Rich P Dylan, Thiberge Stephan Y, Daw Nathaniel D, Tank David W
Princeton Neuroscience Institute, Princeton University, Princeton, NJ, USA.
Bezos Center for Neural Circuit Dynamics, Princeton University, Princeton, NJ, USA.
bioRxiv. 2025 May 21:2025.05.20.655046. doi: 10.1101/2025.05.20.655046.
Flexible behavior requires both the learning of new associations, and the suppression of previous ones, but how neural circuits achieve this balance remains unclear. Here we show that continuous changes in hippocampal representations, known as drift, may facilitate this process. We used voluntary head-fixation and calcium imaging to record from CA1 in rats during an odor-guided navigation task that required frequent re-learning. We found systematic representational changes over the course of the multi-hour sessions that were increased following errors.
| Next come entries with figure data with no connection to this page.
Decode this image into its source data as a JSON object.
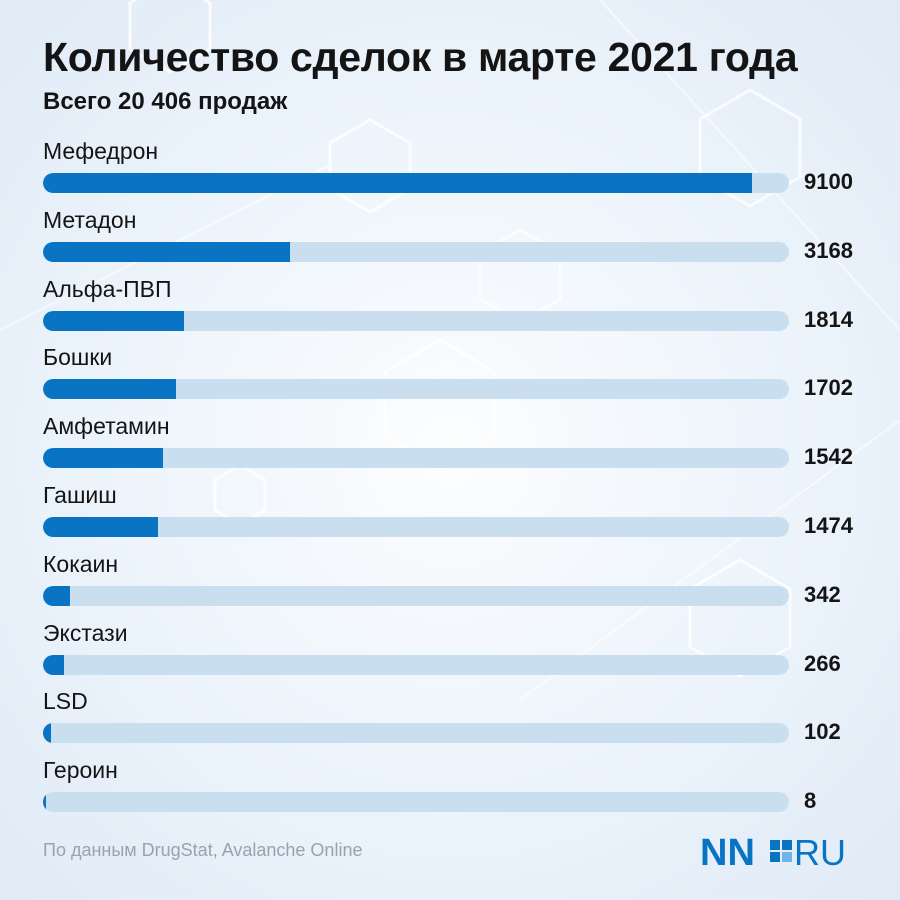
{
  "header": {
    "title": "Количество сделок в марте 2021 года",
    "subtitle": "Всего 20 406 продаж"
  },
  "footer": {
    "source": "По данным DrugStat, Avalanche Online",
    "logo": "NN.RU"
  },
  "colors": {
    "bar_fill": "#0a74c4",
    "bar_track": "#c9dff0",
    "logo_blue": "#0a74c4"
  },
  "chart_data": {
    "type": "bar",
    "orientation": "horizontal",
    "title": "Количество сделок в марте 2021 года",
    "subtitle": "Всего 20 406 продаж",
    "categories": [
      "Мефедрон",
      "Метадон",
      "Альфа-ПВП",
      "Бошки",
      "Амфетамин",
      "Гашиш",
      "Кокаин",
      "Экстази",
      "LSD",
      "Героин"
    ],
    "values": [
      9100,
      3168,
      1814,
      1702,
      1542,
      1474,
      342,
      266,
      102,
      8
    ],
    "value_labels": [
      "9100",
      "3168",
      "1814",
      "1702",
      "1542",
      "1474",
      "342",
      "266",
      "102",
      "8"
    ],
    "xlim": [
      0,
      9580
    ],
    "grid": false,
    "legend": "none"
  }
}
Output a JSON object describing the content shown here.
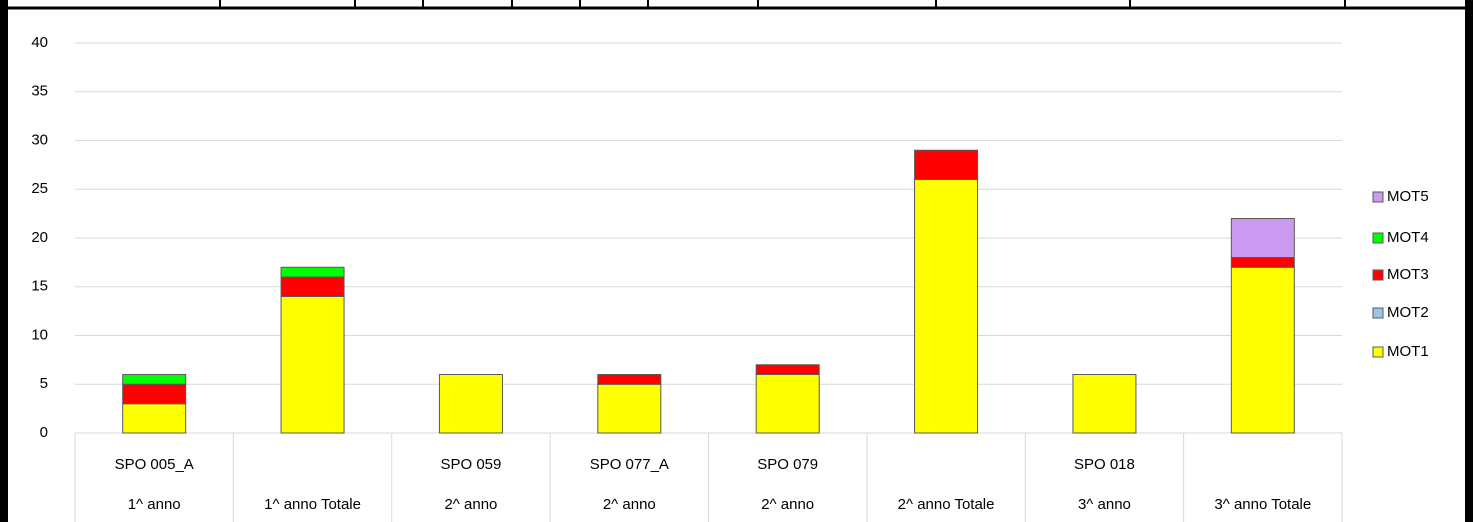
{
  "chart_data": {
    "type": "stacked_bar",
    "categories": [
      {
        "label": "SPO 005_A",
        "group": "1^ anno"
      },
      {
        "label": null,
        "group": "1^ anno Totale"
      },
      {
        "label": "SPO 059",
        "group": "2^ anno"
      },
      {
        "label": "SPO 077_A",
        "group": "2^ anno"
      },
      {
        "label": "SPO 079",
        "group": "2^ anno"
      },
      {
        "label": null,
        "group": "2^ anno Totale"
      },
      {
        "label": "SPO 018",
        "group": "3^ anno"
      },
      {
        "label": null,
        "group": "3^ anno Totale"
      }
    ],
    "series": [
      {
        "name": "MOT1",
        "color": "#ffff00",
        "values": [
          3,
          14,
          6,
          5,
          6,
          26,
          6,
          17
        ]
      },
      {
        "name": "MOT2",
        "color": "#9dc3e6",
        "values": [
          0,
          0,
          0,
          0,
          0,
          0,
          0,
          0
        ]
      },
      {
        "name": "MOT3",
        "color": "#ff0000",
        "values": [
          2,
          2,
          0,
          1,
          1,
          3,
          0,
          1
        ]
      },
      {
        "name": "MOT4",
        "color": "#00ff00",
        "values": [
          1,
          1,
          0,
          0,
          0,
          0,
          0,
          0
        ]
      },
      {
        "name": "MOT5",
        "color": "#cc99f0",
        "values": [
          0,
          0,
          0,
          0,
          0,
          0,
          0,
          4
        ]
      }
    ],
    "ylim": [
      0,
      40
    ],
    "yticks": [
      0,
      5,
      10,
      15,
      20,
      25,
      30,
      35,
      40
    ],
    "grid": true,
    "legend": "right"
  }
}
A simple neural network model revealed that such error-driven drift can enable flexible re-learning by allowing new associations to form from new neural patterns. A consequence of this is that previous associations are maintained in latent synaptic weights. These findings reconcile the apparent tension between representational drift and stable memory storage, demonstrating how dynamic neural codes could support both flexible behavior and lasting memories.
灵活的行为既需要学习新的关联,也需要抑制先前的关联,但神经回路如何实现这种平衡仍不清楚。在这里,我们表明海马体表征的持续变化,即所谓的漂移,可能有助于这一过程。我们使用自愿头部固定和钙成像技术,在一项需要频繁重新学习的气味引导导航任务中记录大鼠CA1区的活动。我们发现在数小时的实验过程中,表征存在系统性变化,且在出现错误后这种变化会增加。一个简单的神经网络模型表明,这种错误驱动的漂移可以通过允许从新的神经模式中形成新的关联来实现灵活的重新学习。这样做的一个结果是,先前的关联会保留在潜在的突触权重中。这些发现调和了表征漂移与稳定记忆存储之间明显的矛盾,证明了动态神经编码如何能够支持灵活行为和持久记忆。